Ermordet & Vergessen. "Nordöstlich des Pförtnerhauses lag der Anstaltsfriedhof, in dem durch viele Jahrzehnte hindurch die in der Heil- und Pflegeanstalt Hall verstorbenen Patienten bestattet worden sind. Heute erinnert kein Gedenkstein, kein Kreuz und auch keine Inschrift an die vielen dort beerdigten Patienten. Aufgrund sanitätsbehördlicher Auflagen wurde der Anstaltsfriedhof Anfang der 50er Jahre aufgelassen“, heißt es in einer Fußnote seines 1995 erschienenen Buchs "Ermordet und vergessen - Nationalsozialistische Verbrechen an psychisch Kranken und Behinderten in Nord- und Südtirol“. Eine Fußnote in einem brisanten Kapitel, geht es doch um einen Besuch von Rudolf Lonauer in Hall. Lonauer war Direktor der Vernichtungsanstalt Hartheim und erkundigte sich in Hall über die Leichenkapelle, den Anstaltsfriedhof und das Personal und "ob die Sache nicht auch in Hall gemacht werden könnte“. Bei der "Sache“ handelte es sich um die "wilde Euthanasie“, mit der nach Ende des Euthanasieprogramms T4 weiter Kranke und Behinderte in Pflegeanstalten ermordet wurden (mehr dazu siehe in dem Beitrag "Ärzte des Todes“ ab Seite 43). Insgesamt zählt Hinterhuber 486 Patienten, die zwischen 1940 und dem 31. August 1942 (also schon nach Ende der T4-Aktion) aus Tirol und Vorarlberg in Vernichtungsanstalten abtransportiert und dort ermordet wurden, 360 kamen aus Hall.* Doch das Sterben nahm kein Ende - die Zahl der in Hall Verstorbenen stieg ab 1941 sprunghaft an.
 
"Schätzungsweise 300 bis 400 Kranke der Heil- und Pflegeanstalt haben die Folgen von Hunger und Unterversorgung nicht überlebt. Es gibt Hinweise, dass ebenfalls auf Anweisung von Dr. Czermak (Hans Czermak, Leiter der Abteilung III der Reichsstatthalterei Tirol-Vorarlberg und verantwortlich für das Euthanasie-Programm in Tirol; Anm.) die Lebensmittelversorgung der Heil- und Pflegeanstalt Hall drastisch gekürzt worden ist“, schrieb Hinterhuber 1995. In der Folge untersuchte der Psychiater den Anteil der Sterbefälle in den ersten fünf Jahren nach der Aufnahme in Hall. Für die Aufnahmejahre 1933 bis 1937 lag dieser bei 5,4 Prozent, schon 1938 stieg er auf 10,5, ab 1941 schnellte er nach oben: 16,5 Prozent im Jahr 1941, im darauf folgenden Jahr 21,7 Prozent. "Von den insgesamt 2387 in den Jahren 1941 bis 1944 Aufgenommenen starben vor dem 31. Dezember 1945 19,4 Prozent“, so Hinterhuber. Erst nach Ende des Zweiten Weltkriegs sank die Zahl der Sterbefälle stark ab.

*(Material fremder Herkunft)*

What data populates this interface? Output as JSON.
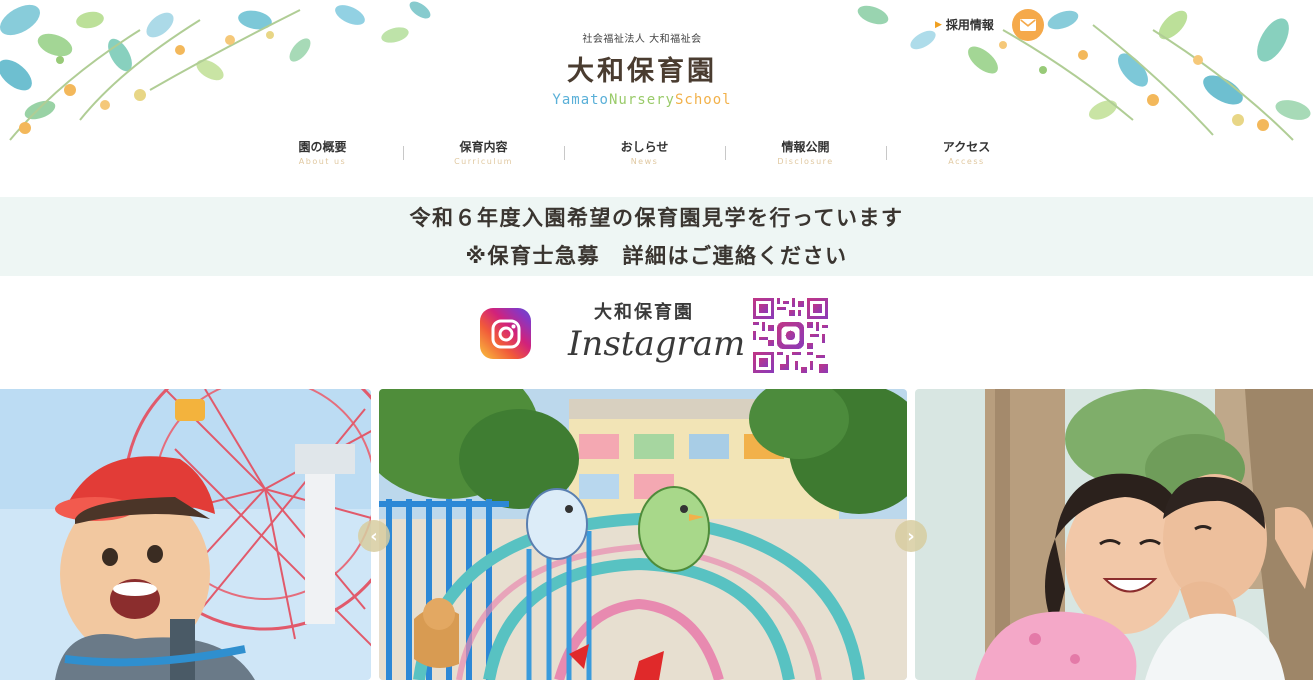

"Das alles war bei Hinterhuber schon Thema“, bestätigt auch Oliver Seifert. Insofern maß er dem Fund des Gräberverzeichnisses vorerst noch nicht so viel Bedeutung bei. Er glaubte, nur einen Teil eines Gesamt-Gräberverzeichnisses entdeckt zu haben. Trotzdem ließ ihn der alte Akt nicht los und er begann zu recherchieren - und konnte nichts Schriftliches zu einem länger bestehenden Anstaltsfriedhof finden. "Das heiß nicht, dass es ihn nicht gegeben hat. Allerdings kann es auch sein, dass er nur in den Jahren 1942 bis 1945 in Verwendung war. Für mich als Zeithistoriker gewinnt das dann eine andere Bedeutung“, so Seifert. Denn ein speziell in dieser Zeit angelegter Friedhof würde einen direkten Zusammenhang mit der "wilden Euthanasie“ nahelegen. (…)“

 

 

 

Die unterfertigten Abgeordneten stellen daher folgende

 

 

ANFRAGE:

 

  1. Hat die Staatsanwaltschaft Innsbruck Ermittlungen wegen Mordes im Zusammenhang mit dem Auffinden möglicher Gräber von NS-Euthanasieopfern in Hall aufgenommen?
  2. Wenn ja, wann und in welchem Stadium befindet sich das Verfahren?
  3. Wenn nein, warum nicht?
  4. Geht die Staatsanwaltschaft grundsätzlich davon aus, dass kein Verdacht auf Mord besteht und mögliche Opfer der NS-Euthanasie jedenfalls eines natürlichen Todes gestorben sind?
  5. Geht die Staatsanwaltschaft automatisch davon aus, dass 65 bis 70 Jahren nach der Ermordung sämtliche Täter schon verstorben wären?
  6. Wenn, ja hat man das auch überprüft?
  7. Wenn nein, warum nicht, zumal auch gegenwärtig noch international immer wieder NS-Täter verurteilt werden?
  8. Welche weiteren Schritte werden sie in dieser Sache veranlassen?